A refusal to enter properly into conjugal relations must have a devastating effect on the person thus refused. I am certain that this could be cited as legal grounds for the annulment of a marriage, rather than a divorce per se, particularly if the refusal is over a prolonged period, and where there is no physical impediment.

7:24 pm  
Blogger Timothy Davis said...

What I would say is that the marriage is not annulled, but that a legitimate divorce has taken place (if they have followed the correct Biblical procedures).

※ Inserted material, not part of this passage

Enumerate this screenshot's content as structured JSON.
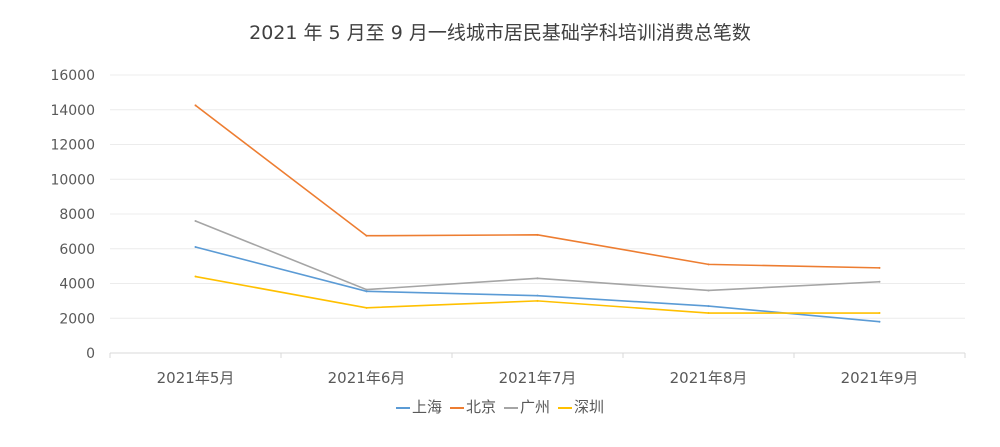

The Bible forbids divorce between two believers, except on the grounds of sexual infidelity, but it doesn't stop there. If a professing believer is rejecting conjugal relations, then they are being disobedient to Scripture. If after following Matt. 18:15-19 (not excluding pastoral counselling), the sinner is still not penitent the Church treats them like a unbeliever. The rules regarding divorce between a believer and unbeliever then come into play. Please see Adams for more.

Marriage does not occur at the point of first intercourse. It occurs at the time of covenant-making.

10:15 pm  
Blogger DFH said...

Jay Adams is not the only notable Christian writer on the subject of divorce. It may be worth considering, Jesus and divorce by Gordon J. Wenham and William A. Heth; Carlisle : Paternoster Press, 1997, ISBN 1842271318.

Earlier editions (1985) had the sub-titles, Towards an evangelical understanding of New Testament teaching and The problem with the evangelical consensus.

9:18 pm  
Blogger DFH said...

Aside from the dogmatics, let's not forget that sterility and impotence are not the same thing, nor the fact that there are many causes of impotence, and that it can often be successfully treated in modern medicine.

9:25 pm  
Blogger DFH said...

It may be needful also to distinguish between a marriage that has not been consumated, and a consumated marriage in which some time afterwards one partner has refused his/her spouse (unilaterally).